| > > Just intuitively, in such a high dimensional space, two random vectors are basically orthogonal. > What's the intuition here? Law of large numbers? Imagine for simplicity that we consider only vectors pointing parallel/antiparallel to coordinate axes. - In 1D, you have two possibilities: {+e_x, -e_x}. So if you pick two random vectors from this set, the probability of getting something orthogonal is 0. - In 2D, you have four possibilities: {±e_x, ±e_y}. If we pick one random vector and get e.g. +e_x, then picking another one randomly from the set has a 50% chance of getting something orthogonal (±e_y are 2/4 possibilities). Same for other choices of the first vector. - In 3D, you have six possibilities: {±e_x, ±e_y, ±e_z}. Repeat the same experiment, and you'll find a 66.7% chance of getting something orthogonal. - In the limit of ND, you can see that the chance of getting something orthogonal is 1 - 1/N, which tends to 100% as N becomes large.
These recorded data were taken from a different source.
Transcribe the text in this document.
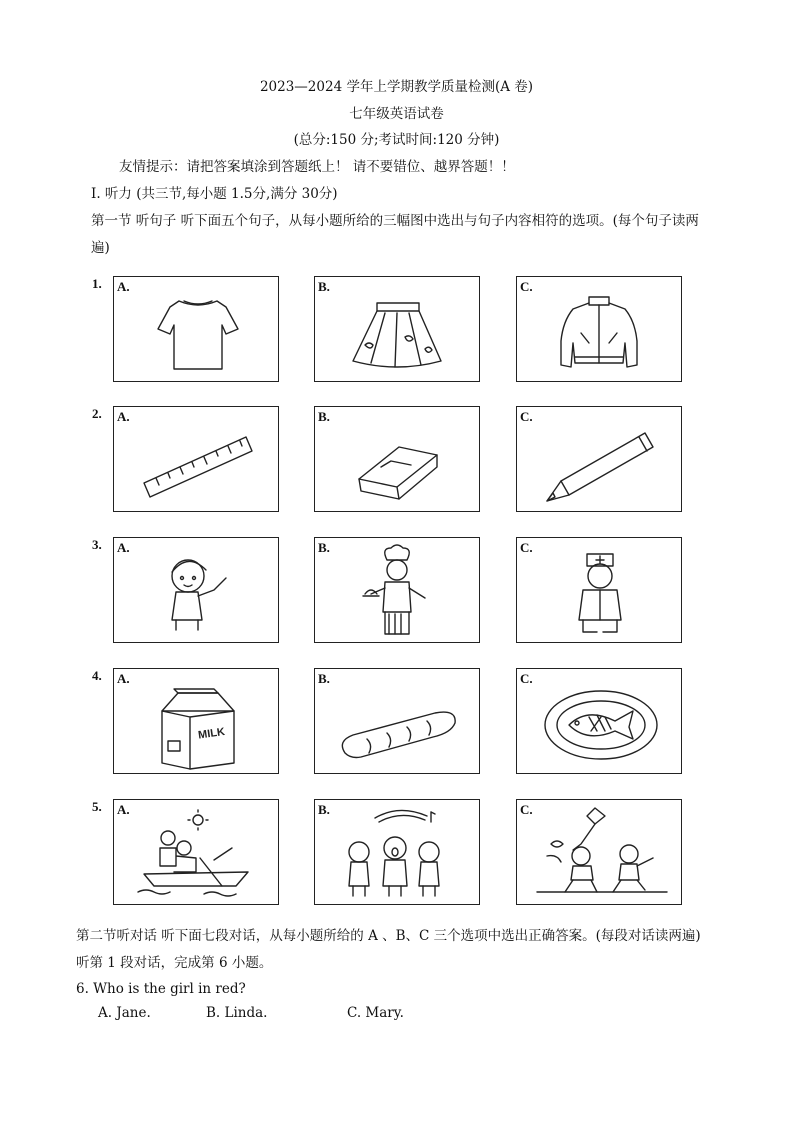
2023—2024 学年上学期教学质量检测(A 卷)
七年级英语试卷
(总分:150 分;考试时间:120 分钟)
友情提示：请把答案填涂到答题纸上！ 请不要错位、越界答题！！
Ⅰ. 听力 (共三节,每小题 1.5分,满分 30分)
第一节 听句子 听下面五个句子，从每小题所给的三幅图中选出与句子内容相符的选项。(每个句子读两
遍)
1. A.	B.	C.
2. A.	B.	C.
3. A.	B.	C.
4. A.
MILK
B.	C.
5. A.	B.	C.
第二节听对话 听下面七段对话，从每小题所给的 A 、B、C 三个选项中选出正确答案。(每段对话读两遍)
听第 1 段对话，完成第 6 小题。
6. Who is the girl in red?
A. Jane.	B. Linda.	C. Mary.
Now, this discretization is a simplification of course, but I think it gets the intuition right. |
Theoretically, I can claim that N random vectors of zero-mean real numbers (say standard deviation of 1 per element) will "with probability 1" span an N-dimensional space. I can even grind on, subtracting the parallel parts of each vector pair, until I have N orthogonal vectors. ("Gram-Schmidt" from high school.) I believe I can "prove" that.
So then mapping using those vectors is "invertible." Nyeah. But back in numerical reality, I think the resulting inverse will become practically useless as N gets large.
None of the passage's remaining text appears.